A thoughtful examination might have likewise considered the result had Britain accepted the Nazi's peace overtures and the US never entered the war. Endless documentary data makes quite clear that Hitler's goal was in fact not to build some 1940 version of the EU but to launch a genocidal invasion of the Soviet Union. Whether this would have resulted in the Nazis controlling much of Eurasia or the Soviets ruling not just Eastern Europe but the West as well one cannot say with any certainty, but can anyone actually say that the world would have been better off for either result?

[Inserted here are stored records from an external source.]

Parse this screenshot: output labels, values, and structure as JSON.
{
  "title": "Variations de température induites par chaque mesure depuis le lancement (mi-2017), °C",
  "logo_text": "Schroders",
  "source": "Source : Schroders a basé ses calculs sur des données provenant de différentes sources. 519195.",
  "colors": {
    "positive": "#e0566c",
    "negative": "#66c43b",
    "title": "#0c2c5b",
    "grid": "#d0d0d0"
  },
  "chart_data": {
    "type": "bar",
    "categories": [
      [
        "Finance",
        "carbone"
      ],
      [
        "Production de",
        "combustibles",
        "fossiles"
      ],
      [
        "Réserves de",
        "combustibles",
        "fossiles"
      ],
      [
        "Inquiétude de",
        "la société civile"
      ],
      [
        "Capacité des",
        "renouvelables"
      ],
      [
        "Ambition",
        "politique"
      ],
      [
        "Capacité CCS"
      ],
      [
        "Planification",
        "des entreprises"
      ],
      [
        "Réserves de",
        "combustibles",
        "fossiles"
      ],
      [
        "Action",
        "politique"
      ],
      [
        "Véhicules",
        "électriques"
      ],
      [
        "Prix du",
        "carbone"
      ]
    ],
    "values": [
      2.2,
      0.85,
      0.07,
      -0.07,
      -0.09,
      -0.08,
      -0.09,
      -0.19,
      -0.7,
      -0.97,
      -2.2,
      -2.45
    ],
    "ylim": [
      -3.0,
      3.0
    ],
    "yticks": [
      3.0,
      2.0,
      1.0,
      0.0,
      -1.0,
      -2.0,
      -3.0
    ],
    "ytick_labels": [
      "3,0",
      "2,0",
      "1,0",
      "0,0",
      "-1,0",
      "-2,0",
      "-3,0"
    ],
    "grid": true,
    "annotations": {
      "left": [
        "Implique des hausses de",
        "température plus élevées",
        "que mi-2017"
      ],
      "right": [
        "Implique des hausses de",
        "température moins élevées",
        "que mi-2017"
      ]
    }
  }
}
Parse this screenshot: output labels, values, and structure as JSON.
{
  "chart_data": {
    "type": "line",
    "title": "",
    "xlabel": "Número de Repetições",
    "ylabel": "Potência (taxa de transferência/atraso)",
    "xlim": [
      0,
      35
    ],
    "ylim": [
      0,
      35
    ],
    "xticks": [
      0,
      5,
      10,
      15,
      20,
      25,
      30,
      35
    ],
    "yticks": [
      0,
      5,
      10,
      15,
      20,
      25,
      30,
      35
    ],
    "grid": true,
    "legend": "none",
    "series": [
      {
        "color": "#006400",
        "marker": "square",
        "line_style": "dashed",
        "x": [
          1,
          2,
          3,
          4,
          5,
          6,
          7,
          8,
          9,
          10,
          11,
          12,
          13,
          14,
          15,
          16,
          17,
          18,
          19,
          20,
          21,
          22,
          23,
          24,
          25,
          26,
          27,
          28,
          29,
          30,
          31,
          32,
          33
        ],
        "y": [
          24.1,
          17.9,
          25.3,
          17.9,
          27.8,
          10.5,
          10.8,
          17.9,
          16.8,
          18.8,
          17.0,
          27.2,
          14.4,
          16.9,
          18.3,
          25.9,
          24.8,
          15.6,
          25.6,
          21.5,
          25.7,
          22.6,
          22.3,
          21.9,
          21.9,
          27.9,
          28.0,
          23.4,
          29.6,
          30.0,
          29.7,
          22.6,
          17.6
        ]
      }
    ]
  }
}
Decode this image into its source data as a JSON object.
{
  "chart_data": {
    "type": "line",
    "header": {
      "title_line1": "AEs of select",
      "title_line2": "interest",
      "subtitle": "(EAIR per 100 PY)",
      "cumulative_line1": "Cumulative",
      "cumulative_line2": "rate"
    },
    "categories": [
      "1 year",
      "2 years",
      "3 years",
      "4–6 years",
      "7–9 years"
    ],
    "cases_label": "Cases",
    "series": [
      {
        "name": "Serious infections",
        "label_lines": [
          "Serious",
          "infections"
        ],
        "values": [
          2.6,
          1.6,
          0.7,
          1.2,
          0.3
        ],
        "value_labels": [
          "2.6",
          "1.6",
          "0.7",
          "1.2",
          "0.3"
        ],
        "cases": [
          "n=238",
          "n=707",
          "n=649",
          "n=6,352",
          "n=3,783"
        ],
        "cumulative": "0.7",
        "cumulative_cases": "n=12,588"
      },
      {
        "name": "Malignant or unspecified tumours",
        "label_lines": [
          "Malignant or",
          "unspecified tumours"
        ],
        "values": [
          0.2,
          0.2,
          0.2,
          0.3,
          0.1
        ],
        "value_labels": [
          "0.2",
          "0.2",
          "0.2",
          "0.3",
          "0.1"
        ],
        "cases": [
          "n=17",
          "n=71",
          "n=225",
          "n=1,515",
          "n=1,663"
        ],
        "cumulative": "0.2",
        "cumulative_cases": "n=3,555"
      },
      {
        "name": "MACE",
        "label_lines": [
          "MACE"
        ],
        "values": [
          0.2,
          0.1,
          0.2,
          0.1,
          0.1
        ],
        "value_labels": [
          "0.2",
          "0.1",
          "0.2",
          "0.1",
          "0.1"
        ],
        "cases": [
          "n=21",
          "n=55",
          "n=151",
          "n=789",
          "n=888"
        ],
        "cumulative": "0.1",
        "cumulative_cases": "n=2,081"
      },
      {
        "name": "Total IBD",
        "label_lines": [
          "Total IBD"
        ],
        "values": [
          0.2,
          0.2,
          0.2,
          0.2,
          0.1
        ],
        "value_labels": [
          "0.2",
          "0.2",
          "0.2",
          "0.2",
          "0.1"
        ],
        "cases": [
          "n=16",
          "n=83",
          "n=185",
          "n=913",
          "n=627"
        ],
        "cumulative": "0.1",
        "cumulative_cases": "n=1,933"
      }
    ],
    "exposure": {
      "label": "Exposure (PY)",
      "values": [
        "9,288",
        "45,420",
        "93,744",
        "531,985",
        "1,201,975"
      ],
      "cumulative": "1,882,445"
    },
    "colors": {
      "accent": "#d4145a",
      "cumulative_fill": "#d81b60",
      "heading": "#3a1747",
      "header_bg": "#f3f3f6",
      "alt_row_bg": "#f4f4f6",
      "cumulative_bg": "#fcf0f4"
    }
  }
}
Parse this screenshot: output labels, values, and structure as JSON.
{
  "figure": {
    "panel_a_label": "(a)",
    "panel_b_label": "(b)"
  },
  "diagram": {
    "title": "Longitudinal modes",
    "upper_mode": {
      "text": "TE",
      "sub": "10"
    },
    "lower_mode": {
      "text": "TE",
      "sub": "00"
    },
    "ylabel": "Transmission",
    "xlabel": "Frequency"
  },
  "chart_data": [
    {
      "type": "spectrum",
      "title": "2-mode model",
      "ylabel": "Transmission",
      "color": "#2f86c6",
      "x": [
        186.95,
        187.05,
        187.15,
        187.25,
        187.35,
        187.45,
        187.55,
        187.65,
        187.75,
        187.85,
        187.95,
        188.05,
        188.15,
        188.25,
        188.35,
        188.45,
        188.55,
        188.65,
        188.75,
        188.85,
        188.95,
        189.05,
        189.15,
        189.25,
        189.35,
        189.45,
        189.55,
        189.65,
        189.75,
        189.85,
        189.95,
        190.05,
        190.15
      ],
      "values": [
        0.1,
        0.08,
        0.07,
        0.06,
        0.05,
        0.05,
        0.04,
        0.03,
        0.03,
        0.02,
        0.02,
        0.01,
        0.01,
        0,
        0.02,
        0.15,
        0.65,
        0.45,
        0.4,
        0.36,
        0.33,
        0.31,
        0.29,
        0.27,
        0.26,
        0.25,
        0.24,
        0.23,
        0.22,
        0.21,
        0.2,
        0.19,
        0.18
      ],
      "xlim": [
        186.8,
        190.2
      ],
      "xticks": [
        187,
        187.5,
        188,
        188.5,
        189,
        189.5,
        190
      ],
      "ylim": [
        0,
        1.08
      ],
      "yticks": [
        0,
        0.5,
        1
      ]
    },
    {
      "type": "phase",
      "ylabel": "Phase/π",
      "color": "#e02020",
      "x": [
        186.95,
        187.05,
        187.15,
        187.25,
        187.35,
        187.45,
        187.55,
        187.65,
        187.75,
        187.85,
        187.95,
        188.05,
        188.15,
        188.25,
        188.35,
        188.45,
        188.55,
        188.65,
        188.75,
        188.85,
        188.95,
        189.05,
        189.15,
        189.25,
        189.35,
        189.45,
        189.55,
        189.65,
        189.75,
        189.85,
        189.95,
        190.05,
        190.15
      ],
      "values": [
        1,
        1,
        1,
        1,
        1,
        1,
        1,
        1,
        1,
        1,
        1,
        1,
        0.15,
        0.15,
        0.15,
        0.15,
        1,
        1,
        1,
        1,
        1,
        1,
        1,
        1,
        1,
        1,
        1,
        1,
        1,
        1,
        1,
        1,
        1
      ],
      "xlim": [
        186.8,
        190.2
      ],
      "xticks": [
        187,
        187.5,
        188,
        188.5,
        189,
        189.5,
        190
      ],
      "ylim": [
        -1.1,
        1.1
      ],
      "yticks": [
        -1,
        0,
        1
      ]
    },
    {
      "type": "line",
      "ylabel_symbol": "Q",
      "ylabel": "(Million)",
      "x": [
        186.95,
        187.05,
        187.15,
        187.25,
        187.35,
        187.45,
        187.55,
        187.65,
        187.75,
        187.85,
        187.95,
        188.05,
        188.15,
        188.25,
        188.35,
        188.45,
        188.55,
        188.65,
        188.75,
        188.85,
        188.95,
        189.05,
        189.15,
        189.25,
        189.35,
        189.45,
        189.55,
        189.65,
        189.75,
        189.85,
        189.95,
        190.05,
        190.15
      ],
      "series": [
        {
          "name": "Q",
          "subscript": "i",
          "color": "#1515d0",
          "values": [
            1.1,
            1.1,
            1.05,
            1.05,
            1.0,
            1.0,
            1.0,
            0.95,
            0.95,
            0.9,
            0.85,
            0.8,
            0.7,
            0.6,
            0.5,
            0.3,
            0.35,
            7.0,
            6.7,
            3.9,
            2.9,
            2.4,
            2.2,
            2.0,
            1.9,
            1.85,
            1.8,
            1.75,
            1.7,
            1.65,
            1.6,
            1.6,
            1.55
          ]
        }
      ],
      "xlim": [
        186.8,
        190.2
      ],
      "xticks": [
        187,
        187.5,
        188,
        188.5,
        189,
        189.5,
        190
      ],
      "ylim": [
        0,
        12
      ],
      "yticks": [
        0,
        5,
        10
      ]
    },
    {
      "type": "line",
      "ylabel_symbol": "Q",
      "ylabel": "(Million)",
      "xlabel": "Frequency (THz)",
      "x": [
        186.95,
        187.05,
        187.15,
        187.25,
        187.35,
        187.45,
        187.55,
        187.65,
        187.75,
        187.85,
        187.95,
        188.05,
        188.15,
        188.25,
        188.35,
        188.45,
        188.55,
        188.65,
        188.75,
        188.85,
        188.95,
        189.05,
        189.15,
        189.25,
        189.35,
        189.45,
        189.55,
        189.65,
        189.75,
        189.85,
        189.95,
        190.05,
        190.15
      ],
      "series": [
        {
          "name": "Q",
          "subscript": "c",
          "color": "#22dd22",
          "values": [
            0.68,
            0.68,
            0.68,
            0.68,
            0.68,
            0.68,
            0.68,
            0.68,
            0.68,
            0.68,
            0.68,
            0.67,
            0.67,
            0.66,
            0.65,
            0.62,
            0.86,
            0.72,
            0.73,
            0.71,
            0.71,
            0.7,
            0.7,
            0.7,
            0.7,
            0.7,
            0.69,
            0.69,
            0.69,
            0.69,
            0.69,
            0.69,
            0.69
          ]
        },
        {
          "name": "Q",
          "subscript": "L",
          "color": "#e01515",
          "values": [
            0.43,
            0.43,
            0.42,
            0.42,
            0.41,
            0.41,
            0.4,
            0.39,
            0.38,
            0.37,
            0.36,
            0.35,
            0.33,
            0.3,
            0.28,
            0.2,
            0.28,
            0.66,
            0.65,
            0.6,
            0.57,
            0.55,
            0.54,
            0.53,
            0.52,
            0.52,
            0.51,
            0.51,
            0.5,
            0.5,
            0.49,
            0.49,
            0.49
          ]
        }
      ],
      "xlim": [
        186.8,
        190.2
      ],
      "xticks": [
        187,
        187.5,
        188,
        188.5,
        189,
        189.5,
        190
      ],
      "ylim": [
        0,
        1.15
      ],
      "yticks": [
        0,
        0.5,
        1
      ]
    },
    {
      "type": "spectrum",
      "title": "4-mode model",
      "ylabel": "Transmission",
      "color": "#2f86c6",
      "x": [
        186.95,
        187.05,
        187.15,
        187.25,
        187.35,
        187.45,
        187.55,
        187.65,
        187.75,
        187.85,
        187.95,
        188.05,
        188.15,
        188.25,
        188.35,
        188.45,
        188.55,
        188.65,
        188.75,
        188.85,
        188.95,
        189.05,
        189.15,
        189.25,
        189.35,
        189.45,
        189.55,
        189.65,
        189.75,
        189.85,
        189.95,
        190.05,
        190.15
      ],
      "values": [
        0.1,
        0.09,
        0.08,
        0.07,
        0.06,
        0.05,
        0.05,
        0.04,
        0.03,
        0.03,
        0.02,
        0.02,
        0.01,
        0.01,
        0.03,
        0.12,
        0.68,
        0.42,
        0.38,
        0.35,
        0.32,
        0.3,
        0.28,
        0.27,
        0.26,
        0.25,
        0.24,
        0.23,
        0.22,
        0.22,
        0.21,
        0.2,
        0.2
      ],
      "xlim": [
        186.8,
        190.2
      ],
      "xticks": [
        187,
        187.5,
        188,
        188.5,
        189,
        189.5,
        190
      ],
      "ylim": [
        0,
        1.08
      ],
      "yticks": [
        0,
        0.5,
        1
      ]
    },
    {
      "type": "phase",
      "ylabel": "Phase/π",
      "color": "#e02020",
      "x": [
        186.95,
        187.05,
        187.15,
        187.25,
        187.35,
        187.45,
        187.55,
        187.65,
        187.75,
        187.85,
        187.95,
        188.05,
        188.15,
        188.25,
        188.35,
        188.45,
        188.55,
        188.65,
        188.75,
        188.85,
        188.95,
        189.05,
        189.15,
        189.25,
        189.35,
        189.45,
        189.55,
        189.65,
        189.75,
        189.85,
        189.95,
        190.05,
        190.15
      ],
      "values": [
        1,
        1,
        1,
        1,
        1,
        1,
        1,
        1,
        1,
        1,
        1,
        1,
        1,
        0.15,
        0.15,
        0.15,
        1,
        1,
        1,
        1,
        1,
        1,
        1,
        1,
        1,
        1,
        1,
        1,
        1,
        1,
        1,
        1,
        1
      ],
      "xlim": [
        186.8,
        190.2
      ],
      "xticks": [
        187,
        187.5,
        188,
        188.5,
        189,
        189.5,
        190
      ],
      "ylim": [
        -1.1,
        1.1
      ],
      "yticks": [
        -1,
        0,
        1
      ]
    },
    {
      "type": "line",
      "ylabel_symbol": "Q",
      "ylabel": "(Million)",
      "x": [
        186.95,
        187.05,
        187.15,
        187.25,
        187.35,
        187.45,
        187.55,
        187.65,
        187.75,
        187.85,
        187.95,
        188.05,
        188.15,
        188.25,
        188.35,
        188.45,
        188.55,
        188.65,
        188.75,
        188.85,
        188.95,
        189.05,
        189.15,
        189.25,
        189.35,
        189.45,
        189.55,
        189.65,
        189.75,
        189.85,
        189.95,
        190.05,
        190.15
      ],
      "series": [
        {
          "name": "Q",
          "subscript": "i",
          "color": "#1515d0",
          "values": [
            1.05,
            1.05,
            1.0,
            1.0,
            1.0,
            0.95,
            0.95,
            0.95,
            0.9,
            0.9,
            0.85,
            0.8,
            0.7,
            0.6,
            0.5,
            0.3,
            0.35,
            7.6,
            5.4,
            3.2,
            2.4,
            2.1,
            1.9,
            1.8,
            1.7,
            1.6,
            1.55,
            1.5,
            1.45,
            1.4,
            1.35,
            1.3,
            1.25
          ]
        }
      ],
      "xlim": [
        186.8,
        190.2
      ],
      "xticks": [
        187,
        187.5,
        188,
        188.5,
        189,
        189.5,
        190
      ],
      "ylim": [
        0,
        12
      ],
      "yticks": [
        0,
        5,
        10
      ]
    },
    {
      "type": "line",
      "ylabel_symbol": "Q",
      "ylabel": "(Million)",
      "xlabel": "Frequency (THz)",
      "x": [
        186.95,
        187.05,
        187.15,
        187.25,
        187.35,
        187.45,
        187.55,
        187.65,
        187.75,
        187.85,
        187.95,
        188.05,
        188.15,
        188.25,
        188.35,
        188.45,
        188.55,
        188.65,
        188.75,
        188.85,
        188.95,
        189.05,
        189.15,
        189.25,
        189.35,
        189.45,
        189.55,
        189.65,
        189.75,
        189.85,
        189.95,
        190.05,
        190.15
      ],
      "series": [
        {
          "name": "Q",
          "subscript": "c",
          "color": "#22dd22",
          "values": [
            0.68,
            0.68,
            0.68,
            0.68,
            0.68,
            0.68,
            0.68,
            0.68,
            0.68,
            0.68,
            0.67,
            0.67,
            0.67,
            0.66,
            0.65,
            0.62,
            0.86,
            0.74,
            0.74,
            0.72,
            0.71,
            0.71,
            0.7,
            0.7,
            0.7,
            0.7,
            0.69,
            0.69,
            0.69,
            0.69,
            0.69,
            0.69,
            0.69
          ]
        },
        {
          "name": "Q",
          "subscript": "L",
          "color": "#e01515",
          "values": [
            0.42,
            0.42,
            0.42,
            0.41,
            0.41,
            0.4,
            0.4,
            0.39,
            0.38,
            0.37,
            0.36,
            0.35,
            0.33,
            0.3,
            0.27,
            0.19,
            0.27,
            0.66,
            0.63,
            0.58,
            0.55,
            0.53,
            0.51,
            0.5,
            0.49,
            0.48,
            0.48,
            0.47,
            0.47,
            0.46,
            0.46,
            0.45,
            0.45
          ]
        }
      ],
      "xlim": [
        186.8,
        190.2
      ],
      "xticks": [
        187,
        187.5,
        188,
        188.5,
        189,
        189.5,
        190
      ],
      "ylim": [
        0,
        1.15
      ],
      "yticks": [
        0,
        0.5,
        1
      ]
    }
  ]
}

What we are left with from Baker is a morass of anecdotes, factoids, and relativism, which postulates that Roosevelt's ordering up the drawing of plans for the US to bomb Japan is the moral equivalent of the actual bombing of Pearl Harbor and the anti-Semitism which ran rampant in the United States and Britain is equated with the Nazi's actual execution of genocide. Such absurd positions will no doubt find a hearing in the current environment of an inept imperial president who plunged us into a brutal, unnecessary, and likely ultimately futile war, but they are no more reasonable than those who find a logical equivalence between the sad deaths of civilians killed when a bomb falls from an airplane onto the base of terrorists who choose to reside amidst a civilian population and the victims murdered when a man in explosive vest blows himself in a crowded market or child's birthday party.
Baker's book does hold one strength, albeit a sliver - I know of no other book which details the works of World War II opponents in the West (which is not to say that it does not exist). However this is cool comfort at best. Perhaps some scholar will take up the challenge and deliver a work on this subject that is more thoughtful, sparing readers the need to fill their eyes with human smoke.